"Now Adam knew Eve his wife, and she conceived and bore Cain, and said, 'I have acquired a man from the LORD.' Then she bore again, this time his brother Abel. Now Abel was a keeper of sheep, but Cain was a tiller of the ground. And in the process of time it came to pass that Cain brought an offering of the fruit of the ground to the LORD. Abel also brought of the firstborn of his flock and of their fat. And the LORD respected Abel and his offering, but He did not respect Cain and his offering. And Cain was very angry, and his countenance fell. So the LORD said to Cain, 'Why are you angry? And why has your countenance fallen? If you do well, will you not be accepted? And if you do not do well, sin lies at the door. And its desire is for you, but you should rule over it.' Now Cain talked with Abel his brother; and it came to pass, when they were in the field, that Cain rose up against Abel his brother and killed him" (Gen. 4:1-8).
To state that Adam "knew" his wife is a euphemistic reference for sexual relations. Many children are born to Adam and Eve, starting with two sons (Cain and Abel). We learn from 5:3 that Adam was 130 years old when the third son, Seth, was born (and Abel is already dead at this time; cf. 4:25). Although no daughters are mentioned by name, Eve ("the mother of all living" - 3:20) must have had some daughters to supply a wife for Cain and perhaps her other sons.

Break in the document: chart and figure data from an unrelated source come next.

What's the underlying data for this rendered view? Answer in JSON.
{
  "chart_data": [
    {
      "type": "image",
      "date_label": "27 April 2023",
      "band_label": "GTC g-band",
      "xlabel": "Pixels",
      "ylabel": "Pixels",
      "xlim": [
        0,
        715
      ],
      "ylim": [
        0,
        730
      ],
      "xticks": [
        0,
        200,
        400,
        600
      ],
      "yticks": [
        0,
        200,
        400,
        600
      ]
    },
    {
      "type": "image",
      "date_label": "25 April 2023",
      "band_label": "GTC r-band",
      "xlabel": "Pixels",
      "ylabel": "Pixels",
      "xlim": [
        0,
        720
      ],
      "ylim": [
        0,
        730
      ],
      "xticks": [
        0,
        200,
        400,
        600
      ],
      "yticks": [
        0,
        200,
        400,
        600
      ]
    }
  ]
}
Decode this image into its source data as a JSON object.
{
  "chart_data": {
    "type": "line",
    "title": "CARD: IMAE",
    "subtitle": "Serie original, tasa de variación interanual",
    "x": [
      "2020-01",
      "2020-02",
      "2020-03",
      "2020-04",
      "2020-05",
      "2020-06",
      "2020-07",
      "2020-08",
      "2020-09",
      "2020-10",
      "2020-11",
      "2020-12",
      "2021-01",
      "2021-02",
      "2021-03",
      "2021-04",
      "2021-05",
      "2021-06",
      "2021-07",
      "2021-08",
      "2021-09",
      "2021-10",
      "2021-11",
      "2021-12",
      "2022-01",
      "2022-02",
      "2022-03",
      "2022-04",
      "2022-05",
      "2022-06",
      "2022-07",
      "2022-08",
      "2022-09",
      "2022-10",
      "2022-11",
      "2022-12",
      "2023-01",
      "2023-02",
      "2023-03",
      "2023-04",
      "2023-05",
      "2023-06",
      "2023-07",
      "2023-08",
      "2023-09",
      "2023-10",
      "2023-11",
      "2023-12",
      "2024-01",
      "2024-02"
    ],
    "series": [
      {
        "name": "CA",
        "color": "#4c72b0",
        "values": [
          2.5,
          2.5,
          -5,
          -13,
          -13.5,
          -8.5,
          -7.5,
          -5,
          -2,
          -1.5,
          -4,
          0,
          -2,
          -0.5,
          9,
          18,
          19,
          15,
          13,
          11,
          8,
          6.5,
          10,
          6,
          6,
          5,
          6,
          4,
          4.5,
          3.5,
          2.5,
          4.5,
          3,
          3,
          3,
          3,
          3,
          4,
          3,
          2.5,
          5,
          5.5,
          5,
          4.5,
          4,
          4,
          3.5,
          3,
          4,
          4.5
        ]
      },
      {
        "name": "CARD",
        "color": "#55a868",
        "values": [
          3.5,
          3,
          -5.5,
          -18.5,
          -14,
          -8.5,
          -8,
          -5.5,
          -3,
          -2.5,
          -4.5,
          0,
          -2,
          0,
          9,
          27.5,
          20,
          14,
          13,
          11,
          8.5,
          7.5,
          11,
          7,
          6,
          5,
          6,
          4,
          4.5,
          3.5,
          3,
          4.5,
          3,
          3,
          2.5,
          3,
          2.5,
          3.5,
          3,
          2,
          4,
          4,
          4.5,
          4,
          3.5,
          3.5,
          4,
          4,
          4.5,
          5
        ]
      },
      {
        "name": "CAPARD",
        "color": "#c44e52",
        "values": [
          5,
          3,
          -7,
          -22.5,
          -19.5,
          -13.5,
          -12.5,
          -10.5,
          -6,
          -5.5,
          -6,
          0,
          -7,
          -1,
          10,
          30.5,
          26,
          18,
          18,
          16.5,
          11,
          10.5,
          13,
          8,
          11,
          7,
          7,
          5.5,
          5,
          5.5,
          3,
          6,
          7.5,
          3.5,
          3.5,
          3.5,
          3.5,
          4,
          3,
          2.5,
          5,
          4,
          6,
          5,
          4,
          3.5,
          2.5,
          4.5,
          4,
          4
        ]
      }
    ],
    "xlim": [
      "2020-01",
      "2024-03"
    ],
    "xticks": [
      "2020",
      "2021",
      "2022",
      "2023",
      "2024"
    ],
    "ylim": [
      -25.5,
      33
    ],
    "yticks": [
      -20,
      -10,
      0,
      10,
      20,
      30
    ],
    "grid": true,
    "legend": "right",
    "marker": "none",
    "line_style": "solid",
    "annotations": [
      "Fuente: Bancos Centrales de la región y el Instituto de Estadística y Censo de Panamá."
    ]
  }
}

Cain and Abel pursue different lines of work (as a farmer and shepherd, respectively), though both were honorable endeavors. Some, who think that God will accept anything offered to Him as a gift, are confused by God's rejection of Cain's offering. Why was the animal offering of Abel acceptable but not the grain offering of Cain? We can know with certainty that God gave prior instructions regarding what constituted an acceptable offering here--the details of which are not recorded in the text. We can know this because of Hebrews 11:4, where we learn that Abel acted here "by faith." It is impossible to act by faith where God's word has not first been heard (cf. Rom. 10:17). So, Abel obeyed God's instructions and Cain didn't. There are two possibilities regarding the error of Cain here (and they are not mutually exclusive): Either (1) God required an animal offering and Cain brought grain or (2) God required that an offering that is brought be the best one has to offer (i.e., the first-fruit or firstborn). It should also be noted that there is nothing in the text that indicates whether or not this is the first offering either of these men had made. The fact that God did not respect Cain's offering makes him "very angry, and his countenance fell." He's very upset on the inside and it is showing on the outside as well! The proud and arrogant often become enraged quickly. God, who knows the hearts of men, is aware of the temptations churning through Cain's mind. Adam's firstborn son is contemplating wicked behavior, and God warns him (cf. Eph. 4:26). If we do not rule over temptations, they will rule us! Cain is a tragic example of this. When an opportune time comes, he takes out his frustrations upon his brother in an exceedingly immoral way--murder! He should have controlled himself; he could have controlled himself. He will suffer greatly for this sin.